Note that both these lead characters stop short of extremism, that neither can be pegged in a single line. That’s something you don’t see in every television show, and it shouldn’t be taken for granted.
Finally, I admired that a half-hour comedy sought to pursue issues of race in its storyline. That the cavemen of “Cavemen” were an allegory for real-world minorities in the U.S. emerged this summer as a sin in and of itself, and I never was quite clear why. When exactly did racial allegory become off-limits? A critique of the effectiveness of the allegory is certainly welcome, but some people seemed offended by the allegory’s mere presence. (It certainly wasn’t the producers’ intention to claim that any minorities are in fact cavemen.) Me, I was pleased to see a show attempt to combine humor and substance, even if it didn’t entirely succeed.
“Cavemen” didn’t lack for stupid moments. Not every aspect of the plot worked, nor did every character. There was sufficient ammunition for the naysayers, to be sure.

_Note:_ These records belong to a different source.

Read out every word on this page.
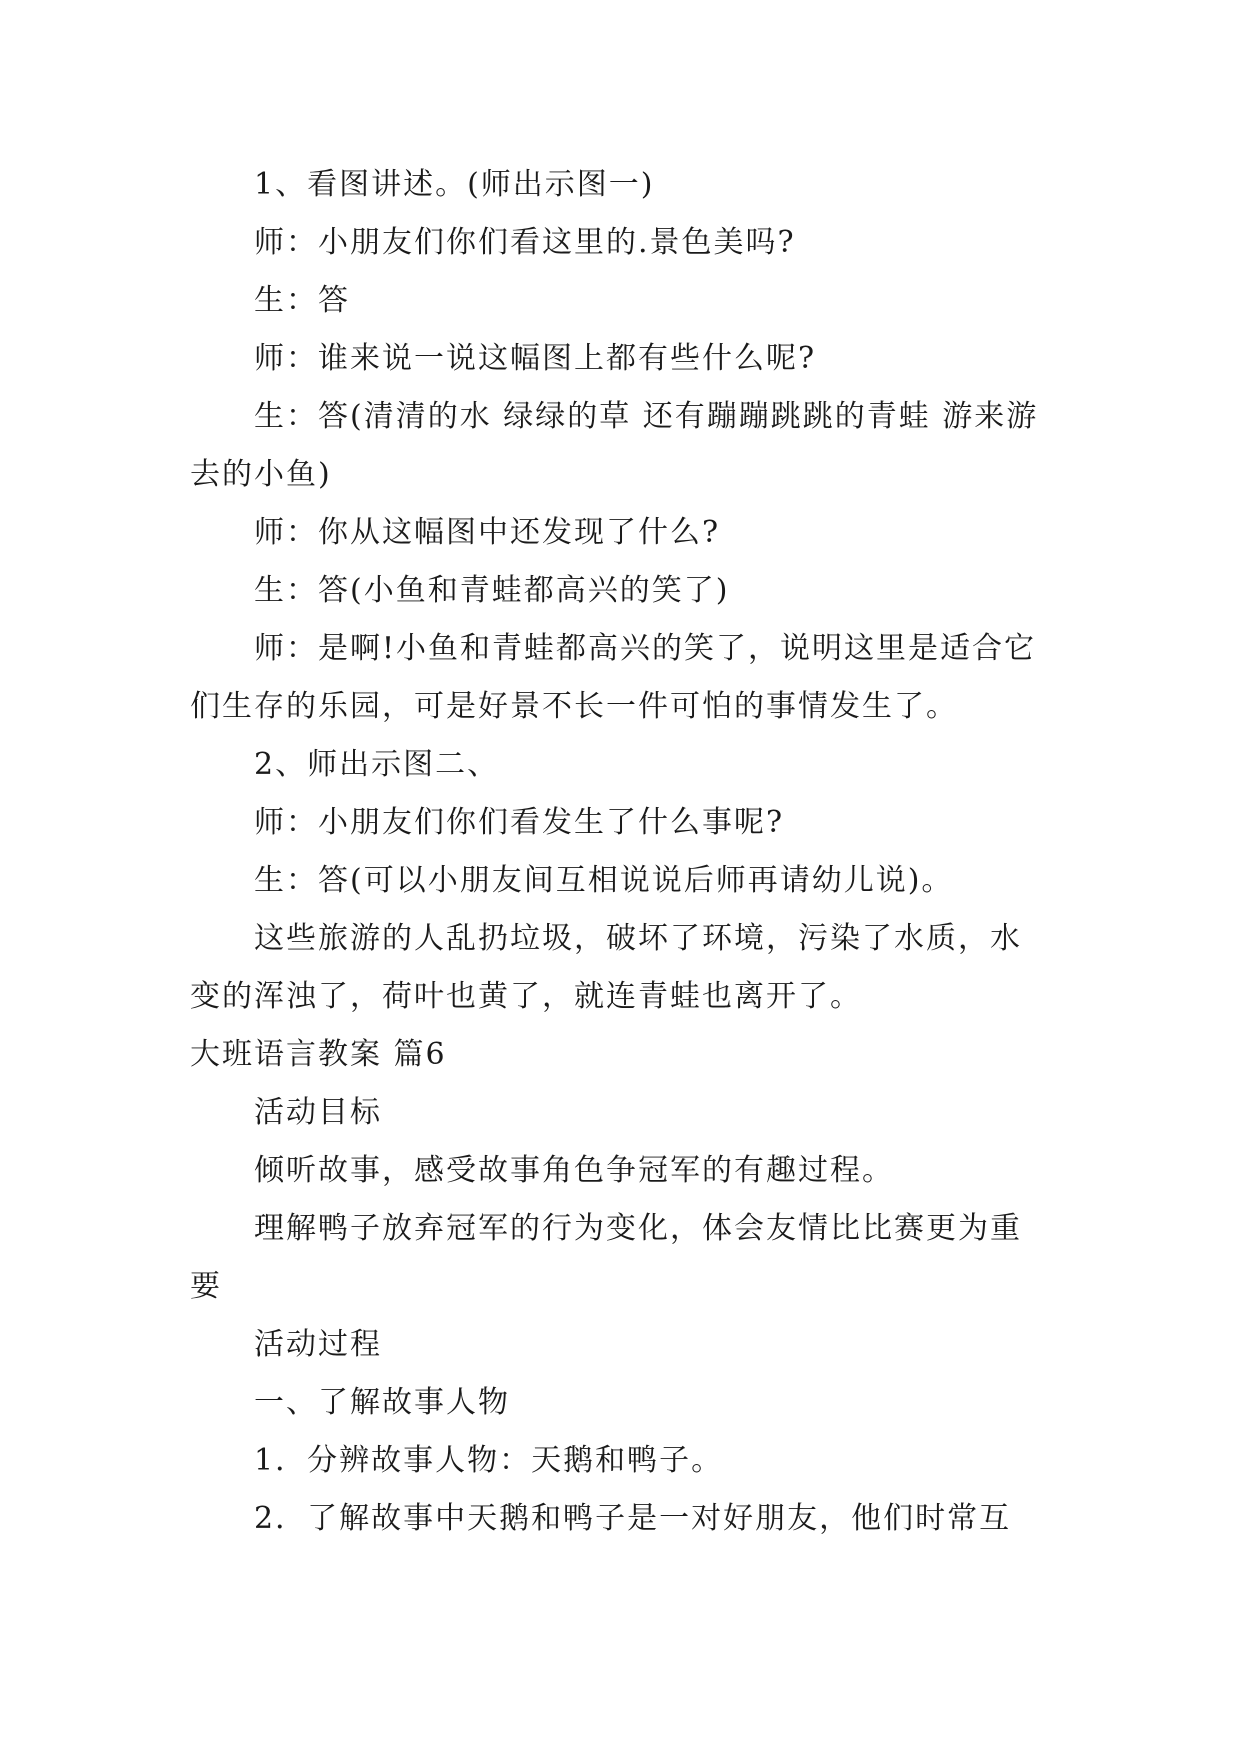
1、看图讲述。(师出示图一)

师：小朋友们你们看这里的.景色美吗?

生：答

师：谁来说一说这幅图上都有些什么呢?

生：答(清清的水 绿绿的草 还有蹦蹦跳跳的青蛙 游来游去的小鱼)

师：你从这幅图中还发现了什么?

生：答(小鱼和青蛙都高兴的笑了)

师：是啊!小鱼和青蛙都高兴的笑了，说明这里是适合它们生存的乐园，可是好景不长一件可怕的事情发生了。

2、师出示图二、

师：小朋友们你们看发生了什么事呢?

生：答(可以小朋友间互相说说后师再请幼儿说)。

这些旅游的人乱扔垃圾，破坏了环境，污染了水质，水变的浑浊了，荷叶也黄了，就连青蛙也离开了。

大班语言教案 篇6

活动目标

倾听故事，感受故事角色争冠军的有趣过程。

理解鸭子放弃冠军的行为变化，体会友情比比赛更为重要

活动过程

一、了解故事人物

1．分辨故事人物：天鹅和鸭子。

2．了解故事中天鹅和鸭子是一对好朋友，他们时常互
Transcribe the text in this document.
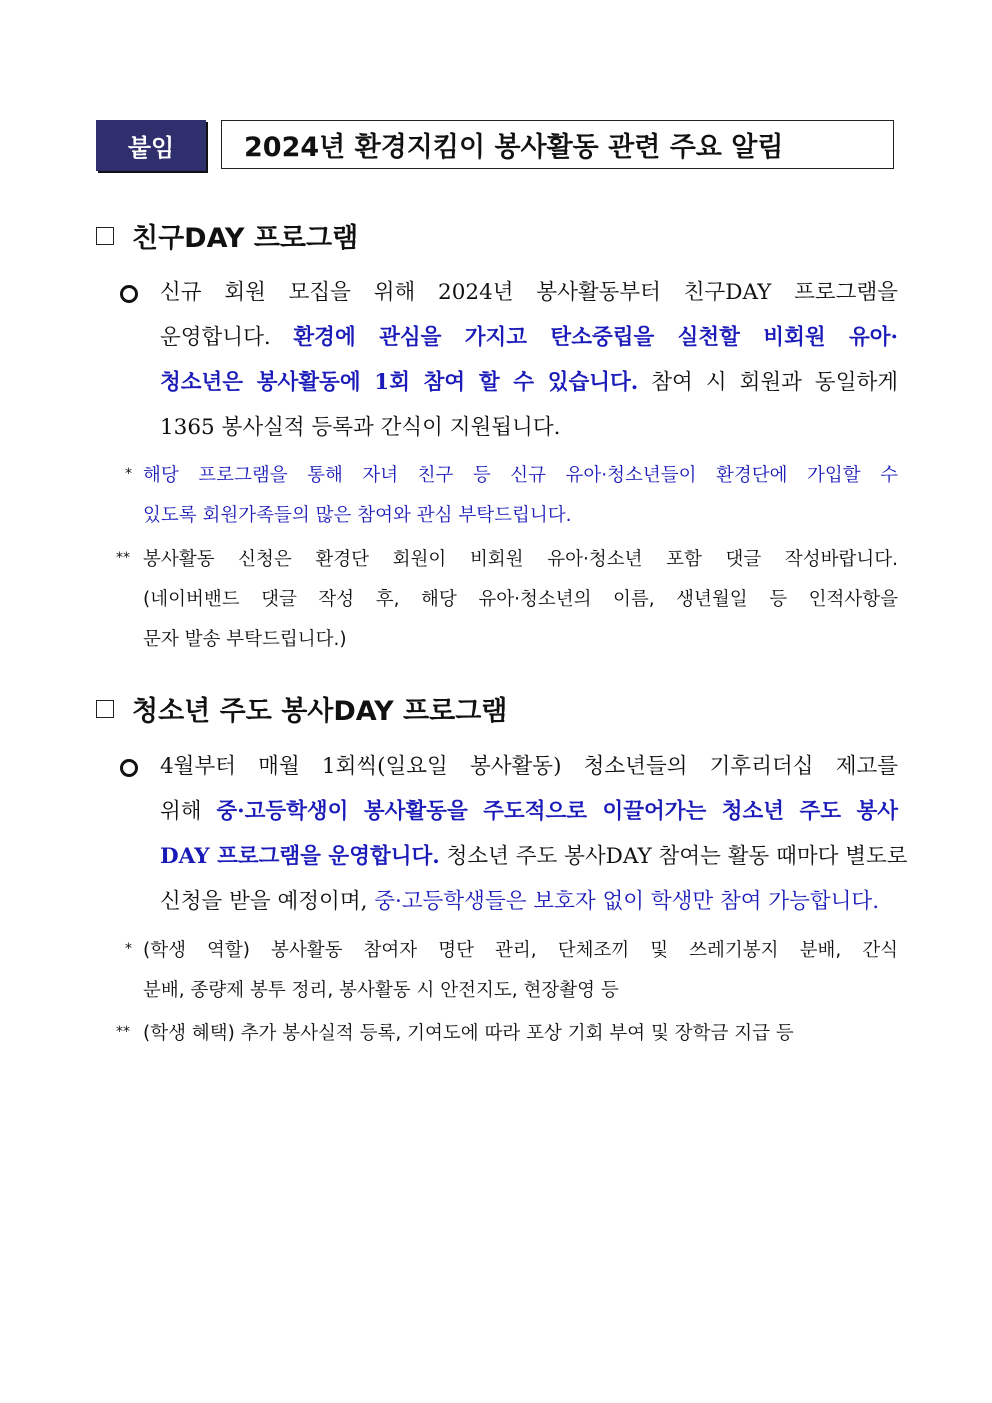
붙임	2024년 환경지킴이 봉사활동 관련 주요 알림
친구DAY 프로그램
신규 회원 모집을 위해 2024년 봉사활동부터 친구DAY 프로그램을
운영합니다. 환경에 관심을 가지고 탄소중립을 실천할 비회원 유아·
청소년은 봉사활동에 1회 참여 할 수 있습니다. 참여 시 회원과 동일하게
1365 봉사실적 등록과 간식이 지원됩니다.
* 해당 프로그램을 통해 자녀 친구 등 신규 유아·청소년들이 환경단에 가입할 수
있도록 회원가족들의 많은 참여와 관심 부탁드립니다.
** 봉사활동 신청은 환경단 회원이 비회원 유아·청소년 포함 댓글 작성바랍니다.
(네이버밴드 댓글 작성 후, 해당 유아·청소년의 이름, 생년월일 등 인적사항을
문자 발송 부탁드립니다.)
청소년 주도 봉사DAY 프로그램
4월부터 매월 1회씩(일요일 봉사활동) 청소년들의 기후리더십 제고를
위해 중·고등학생이 봉사활동을 주도적으로 이끌어가는 청소년 주도 봉사
DAY 프로그램을 운영합니다. 청소년 주도 봉사DAY 참여는 활동 때마다 별도로
신청을 받을 예정이며, 중·고등학생들은 보호자 없이 학생만 참여 가능합니다.
* (학생 역할) 봉사활동 참여자 명단 관리, 단체조끼 및 쓰레기봉지 분배, 간식
분배, 종량제 봉투 정리, 봉사활동 시 안전지도, 현장촬영 등
** (학생 혜택) 추가 봉사실적 등록, 기여도에 따라 포상 기회 부여 및 장학금 지급 등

In any case, following notes and criticisms from seemingly everyone in television land, “Cavemen” will premiere next month with a different pilot than ABC screened this summer. Speaking for the minority (word choice just a coincidence) who didn’t hate the original pilot, I’d recommend giving it a try. You don’t have to worry about it being a thinly disguised infomercial: The show has distanced itself from its Geico roots, with the insurance company mothballing any commercials with cavemen for the time being. And the show clearly has ambition beyond any first impressions you might have. It’s anyone’s guess how good “Cavemen” will be or whether it will catch on, but there might be a there there.